Python's sort works in-memory only; however, tens of thousands of lines should fit in memory easily on a modern machine. So:

import csv

def sortcsvbymanyfields(csvfilename, themanyfieldscolumnnumbers):
  with open(csvfilename, 'rb') as f:
    readit = csv.reader(f)
    thedata = list(readit)
  thedata.sort(key=operator.itemgetter(*themanyfieldscolumnnumbers))
  with open(csvfilename, 'wb') as f:
    writeit = csv.writer(f)
    writeit.writerows(thedata)

Here's Alex's answer, reworked to support column data types:

import csv
import operator

def sort_csv(csv_filename, types, sort_key_columns):
    """sort (and rewrite) a csv file.
    types:  data types (conversion functions) for each column in the file
    sort_key_columns: column numbers of columns to sort by"""
    data = []
    with open(csv_filename, 'rb') as f:
        for row in csv.reader(f):
            data.append(convert(types, row))
    data.sort(key=operator.itemgetter(*sort_key_columns))
    with open(csv_filename, 'wb') as f:
        csv.writer(f).writerows(data)

Edit:

I did a stupid. I was playing with various things in IDLE and wrote a convert function a couple of days ago. I forgot I'd written it, and I haven't closed IDLE in a good long while - so when I wrote the above, I thought convert was a built-in function. Sadly no.
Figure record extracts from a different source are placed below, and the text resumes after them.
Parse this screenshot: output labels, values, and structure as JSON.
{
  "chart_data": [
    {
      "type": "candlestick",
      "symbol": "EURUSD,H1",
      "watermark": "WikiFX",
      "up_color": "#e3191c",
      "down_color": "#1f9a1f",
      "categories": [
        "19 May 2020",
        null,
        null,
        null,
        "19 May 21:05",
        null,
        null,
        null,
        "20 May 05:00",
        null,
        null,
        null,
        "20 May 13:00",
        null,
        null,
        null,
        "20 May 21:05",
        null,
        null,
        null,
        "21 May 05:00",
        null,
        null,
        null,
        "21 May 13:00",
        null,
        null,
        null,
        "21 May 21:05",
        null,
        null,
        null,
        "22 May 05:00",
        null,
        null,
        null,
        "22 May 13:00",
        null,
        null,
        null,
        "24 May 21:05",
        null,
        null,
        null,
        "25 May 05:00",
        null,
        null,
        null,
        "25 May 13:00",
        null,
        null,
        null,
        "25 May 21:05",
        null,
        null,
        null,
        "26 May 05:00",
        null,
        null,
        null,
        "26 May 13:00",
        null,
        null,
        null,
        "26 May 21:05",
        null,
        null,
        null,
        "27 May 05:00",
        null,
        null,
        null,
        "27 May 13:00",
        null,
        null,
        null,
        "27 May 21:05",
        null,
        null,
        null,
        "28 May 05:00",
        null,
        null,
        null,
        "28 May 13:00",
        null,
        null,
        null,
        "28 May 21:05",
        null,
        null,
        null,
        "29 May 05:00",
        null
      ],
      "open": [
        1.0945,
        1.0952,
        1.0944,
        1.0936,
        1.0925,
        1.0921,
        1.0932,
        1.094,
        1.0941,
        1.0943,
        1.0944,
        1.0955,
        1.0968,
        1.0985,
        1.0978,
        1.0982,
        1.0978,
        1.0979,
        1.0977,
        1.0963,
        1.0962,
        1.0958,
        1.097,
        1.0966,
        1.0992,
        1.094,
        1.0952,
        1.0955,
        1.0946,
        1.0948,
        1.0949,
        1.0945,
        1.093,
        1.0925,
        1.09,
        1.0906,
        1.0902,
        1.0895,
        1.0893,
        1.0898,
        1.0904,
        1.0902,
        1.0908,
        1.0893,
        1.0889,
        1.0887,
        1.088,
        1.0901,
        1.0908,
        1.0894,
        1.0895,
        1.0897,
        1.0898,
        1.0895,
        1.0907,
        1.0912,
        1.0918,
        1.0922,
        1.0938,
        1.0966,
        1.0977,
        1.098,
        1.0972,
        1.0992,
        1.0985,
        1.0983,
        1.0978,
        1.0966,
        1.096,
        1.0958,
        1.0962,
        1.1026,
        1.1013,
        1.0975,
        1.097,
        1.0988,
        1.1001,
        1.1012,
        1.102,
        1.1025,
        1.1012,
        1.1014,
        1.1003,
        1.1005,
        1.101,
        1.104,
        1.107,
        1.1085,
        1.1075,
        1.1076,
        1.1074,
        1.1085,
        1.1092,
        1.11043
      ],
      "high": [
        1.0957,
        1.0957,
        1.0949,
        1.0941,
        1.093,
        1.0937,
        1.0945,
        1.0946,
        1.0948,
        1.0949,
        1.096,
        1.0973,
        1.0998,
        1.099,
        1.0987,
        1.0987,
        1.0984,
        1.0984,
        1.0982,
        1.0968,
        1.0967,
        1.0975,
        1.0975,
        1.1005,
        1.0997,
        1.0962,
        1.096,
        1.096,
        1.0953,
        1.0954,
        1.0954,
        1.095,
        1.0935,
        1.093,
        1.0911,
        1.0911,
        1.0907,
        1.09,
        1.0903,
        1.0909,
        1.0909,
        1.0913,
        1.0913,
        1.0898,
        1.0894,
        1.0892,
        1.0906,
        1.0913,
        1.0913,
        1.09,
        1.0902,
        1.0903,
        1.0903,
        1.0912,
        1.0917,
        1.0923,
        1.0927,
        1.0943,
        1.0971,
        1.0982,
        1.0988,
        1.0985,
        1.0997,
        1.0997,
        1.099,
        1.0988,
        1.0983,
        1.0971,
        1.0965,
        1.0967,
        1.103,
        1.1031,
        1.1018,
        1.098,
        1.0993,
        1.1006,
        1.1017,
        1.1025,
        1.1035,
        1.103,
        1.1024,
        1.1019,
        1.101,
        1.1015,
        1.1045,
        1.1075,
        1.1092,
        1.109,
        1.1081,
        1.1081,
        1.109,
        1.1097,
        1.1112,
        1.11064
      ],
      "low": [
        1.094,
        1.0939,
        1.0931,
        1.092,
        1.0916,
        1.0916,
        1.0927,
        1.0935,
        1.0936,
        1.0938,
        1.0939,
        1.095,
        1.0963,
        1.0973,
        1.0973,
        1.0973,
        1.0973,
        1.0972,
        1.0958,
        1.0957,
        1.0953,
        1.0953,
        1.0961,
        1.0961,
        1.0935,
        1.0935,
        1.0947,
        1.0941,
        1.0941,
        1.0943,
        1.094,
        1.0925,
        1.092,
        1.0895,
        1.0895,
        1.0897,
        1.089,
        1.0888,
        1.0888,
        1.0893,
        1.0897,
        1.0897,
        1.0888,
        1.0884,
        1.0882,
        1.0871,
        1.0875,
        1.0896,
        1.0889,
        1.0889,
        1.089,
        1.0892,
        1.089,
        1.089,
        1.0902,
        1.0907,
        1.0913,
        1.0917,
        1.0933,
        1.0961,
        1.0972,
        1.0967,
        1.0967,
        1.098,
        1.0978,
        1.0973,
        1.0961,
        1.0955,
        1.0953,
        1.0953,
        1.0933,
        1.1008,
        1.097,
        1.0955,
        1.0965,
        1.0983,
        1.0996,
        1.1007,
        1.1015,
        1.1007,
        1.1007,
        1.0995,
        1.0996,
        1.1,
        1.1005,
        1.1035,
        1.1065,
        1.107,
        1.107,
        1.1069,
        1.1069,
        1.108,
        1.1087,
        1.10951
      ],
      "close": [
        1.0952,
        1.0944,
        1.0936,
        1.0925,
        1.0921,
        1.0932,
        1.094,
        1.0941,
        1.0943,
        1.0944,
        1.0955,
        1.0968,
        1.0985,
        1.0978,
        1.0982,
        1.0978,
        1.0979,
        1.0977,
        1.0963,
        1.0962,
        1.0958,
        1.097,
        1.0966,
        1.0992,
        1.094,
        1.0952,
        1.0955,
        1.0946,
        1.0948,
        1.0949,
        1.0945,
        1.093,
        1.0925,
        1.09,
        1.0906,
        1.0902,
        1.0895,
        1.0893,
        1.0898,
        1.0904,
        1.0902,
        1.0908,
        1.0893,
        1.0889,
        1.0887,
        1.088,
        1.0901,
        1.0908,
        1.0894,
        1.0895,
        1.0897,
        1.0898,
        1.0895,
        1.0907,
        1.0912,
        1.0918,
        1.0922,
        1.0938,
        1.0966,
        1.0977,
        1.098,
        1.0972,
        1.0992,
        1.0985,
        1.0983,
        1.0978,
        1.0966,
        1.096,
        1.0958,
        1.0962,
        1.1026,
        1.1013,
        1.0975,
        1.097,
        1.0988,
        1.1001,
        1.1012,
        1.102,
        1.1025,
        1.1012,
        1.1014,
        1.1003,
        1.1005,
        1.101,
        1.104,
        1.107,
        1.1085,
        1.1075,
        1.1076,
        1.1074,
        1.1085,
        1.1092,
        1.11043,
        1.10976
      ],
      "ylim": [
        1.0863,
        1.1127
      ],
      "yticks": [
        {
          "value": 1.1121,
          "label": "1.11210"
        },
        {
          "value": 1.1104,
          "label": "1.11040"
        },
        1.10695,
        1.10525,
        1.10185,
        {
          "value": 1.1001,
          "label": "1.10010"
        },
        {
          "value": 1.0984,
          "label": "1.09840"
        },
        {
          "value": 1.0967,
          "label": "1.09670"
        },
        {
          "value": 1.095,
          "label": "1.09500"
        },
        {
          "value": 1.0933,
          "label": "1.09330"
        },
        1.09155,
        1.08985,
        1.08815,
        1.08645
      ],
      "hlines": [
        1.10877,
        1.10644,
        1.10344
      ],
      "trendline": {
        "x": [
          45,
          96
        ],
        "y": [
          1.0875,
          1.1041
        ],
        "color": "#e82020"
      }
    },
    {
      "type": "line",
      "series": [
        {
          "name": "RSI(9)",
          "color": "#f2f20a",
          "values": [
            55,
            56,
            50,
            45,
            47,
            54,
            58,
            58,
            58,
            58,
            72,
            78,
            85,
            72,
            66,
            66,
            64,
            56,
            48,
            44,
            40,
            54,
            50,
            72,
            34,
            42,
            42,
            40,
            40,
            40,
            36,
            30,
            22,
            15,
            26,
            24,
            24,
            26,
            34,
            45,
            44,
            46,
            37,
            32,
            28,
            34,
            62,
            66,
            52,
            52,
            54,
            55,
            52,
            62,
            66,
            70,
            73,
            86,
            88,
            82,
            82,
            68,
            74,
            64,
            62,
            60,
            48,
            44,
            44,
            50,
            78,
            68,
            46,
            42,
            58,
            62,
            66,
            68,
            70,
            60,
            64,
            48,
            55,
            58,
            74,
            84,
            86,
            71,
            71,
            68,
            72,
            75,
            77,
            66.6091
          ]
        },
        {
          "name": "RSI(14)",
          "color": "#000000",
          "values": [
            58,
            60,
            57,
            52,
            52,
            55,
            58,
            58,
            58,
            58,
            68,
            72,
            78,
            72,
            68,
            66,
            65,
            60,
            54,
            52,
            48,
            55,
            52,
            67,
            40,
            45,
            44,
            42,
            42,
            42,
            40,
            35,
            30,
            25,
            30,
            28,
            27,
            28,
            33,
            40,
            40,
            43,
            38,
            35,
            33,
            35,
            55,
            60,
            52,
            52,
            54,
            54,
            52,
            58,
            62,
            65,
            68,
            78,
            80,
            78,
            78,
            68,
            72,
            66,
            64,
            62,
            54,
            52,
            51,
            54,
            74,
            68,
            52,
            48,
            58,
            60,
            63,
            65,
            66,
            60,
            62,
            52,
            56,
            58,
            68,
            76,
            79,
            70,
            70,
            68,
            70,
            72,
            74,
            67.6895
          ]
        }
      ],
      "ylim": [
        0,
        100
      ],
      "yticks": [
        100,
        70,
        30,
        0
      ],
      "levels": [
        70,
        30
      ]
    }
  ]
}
Here's my implementation, though John Machin's is nicer:

def convert(types, values):
    return [t(v) for t, v in zip(types, values)]

Usage:

import datetime
def date(s):
    return datetime.strptime(s, '%m/%d/%y')

>>> convert((int, date, str), ('1', '2/15/09', 'z'))
[1, datetime.datetime(2009, 2, 15, 0, 0), 'z']

Here's the convert() that's missing from Robert's fix of Alex's answer:

>>> def convert(convert_funcs, seq):
...    return [
...        item if func is None else func(item)
...        for func, item in zip(convert_funcs, seq)
...        ]
...
>>> convert(
...     (None, float, lambda x: x.strip().lower()),
...     [" text ", "123.45", " TEXT "]
...     )
[' text ', 123.45, 'text']
>>>

I've changed the name of the first arg to highlight that the per-columns function can do what you need, not merely type-coercion. None is used to indicate no conversion.